Esse ódio à mulher chegou aos resultados mais trágicos durante os séculos XV e XVI, no início da Modernidade, quando mulheres passaram a ser acusadas e sentenciadas como bruxas. Contraditoriamente em um período da história em que progressos científicos, artísticos e intelectuais mudavam radicalmente as concepções sociais, econômicas e religiosas, quando a razão tentava explicar toda a ideia de criação do universo e do ser humano.

No imaginário popular e religioso, as bruxas estavam à solta. Em suas vassouras aterrorizavam cidades e aldeias. A perversidade feminina estava presente a serviço dos mandos do Demônio e precisava ser contida. Não eram necessárias muitas provas. Crises sociais, políticas, calamidades naturais ou qualquer acontecimento anormal seriam capazes de detonar a morte de mulheres na fogueira. Arder no fogo era uma forma piedosa de salvar aquela alma feminina enganada pelo Demônio.

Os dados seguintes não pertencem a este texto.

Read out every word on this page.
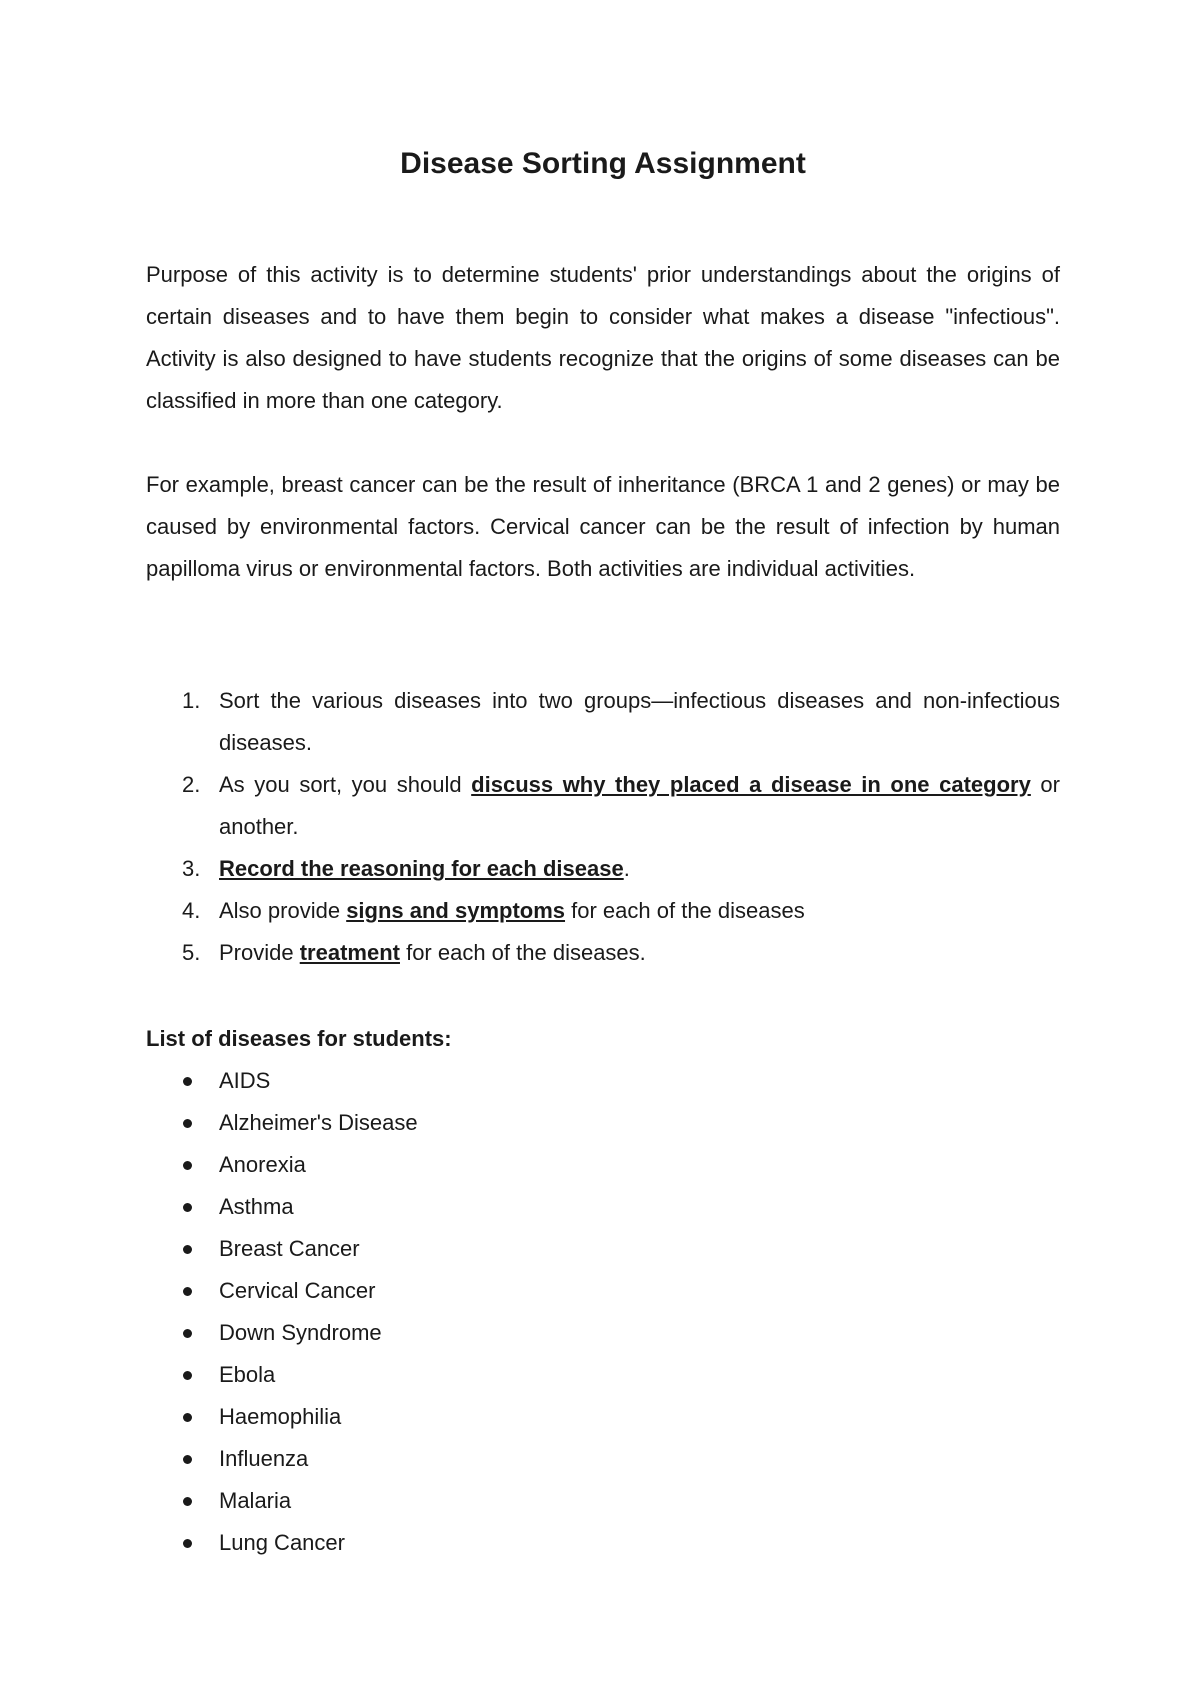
Disease Sorting Assignment

Purpose of this activity is to determine students' prior understandings about the origins of certain diseases and to have them begin to consider what makes a disease "infectious". Activity is also designed to have students recognize that the origins of some diseases can be classified in more than one category.

For example, breast cancer can be the result of inheritance (BRCA 1 and 2 genes) or may be caused by environmental factors. Cervical cancer can be the result of infection by human papilloma virus or environmental factors. Both activities are individual activities.

1. Sort the various diseases into two groups—infectious diseases and non-infectious diseases.
2. As you sort, you should discuss why they placed a disease in one category or another.
3. Record the reasoning for each disease.
4. Also provide signs and symptoms for each of the diseases
5. Provide treatment for each of the diseases.

List of diseases for students:

AIDS
Alzheimer's Disease
Anorexia
Asthma
Breast Cancer
Cervical Cancer
Down Syndrome
Ebola
Haemophilia
Influenza
Malaria
Lung Cancer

Segundo Anne LLewellyn Barstow, no livro “Chacina de Feiticeiras”, as acusações de feitiçaria envolviam uma perseguição às mulheres em virtude de sua sexualidade. Para o historiador Jean Delumeau, a atitude masculina em relação à mulher sempre oscilou entre a atração, a admiração e, ao mesmo tempo, o medo e a hostilidade. O poder da fecundidade e o mistério da maternidade, do corpo e do desejo feminino proporcionavam um entendimento de que a mulher sempre teve uma relação mais próxima com a natureza e seus segredos. Assim, acreditava-se que ela tinha o poder de profetizar, de curar ou até mesmo de prejudicar quem quisesse com misteriosas receitas.

No terceiro milênio, o Diabo não tem mais superpoderes de outrora, perdendo espaço para a razão em detrimento da superstição. O mal passou a ser encarado como algo que existe dentro das pessoas e que pode ser controlado em grande parte pela moralidade religiosa. Mas Satã não deixou de estar presente. A culpa recai hoje sobre os terroristas ou sobre os valores liberais e imorais da sociedade ocidental. Em algumas repúblicas ou monarquias fundamentalistas islâmicas, como o Afeganistão, os talibãs impunham às mulheres o uso das burcas – vestimenta que cobre todo o corpo e rosto -, tentando impedir a ação subversiva do Demônio por meio da liberação dos costumes. Como podemos ver, a influência do Diabo é menor, mas continua inspirando medo, ainda tenta-se relacionar a mulher como presa fácil de suas maldades.

Fontes

BARSTOW, Anne Llewellyn. “Chacina de feiticeiras”. Rio de Janeiro: José Olympio, 1995.

DELUMEAU, Jean. “História do medo no Ocidente (1300-1800)”. São Paulo: Companhia das Letras, 1989.

Revista “Super Interessante”, fevereiro de 1993 e março de 2002.

Revista “Carta Capital”, 17/04/2002.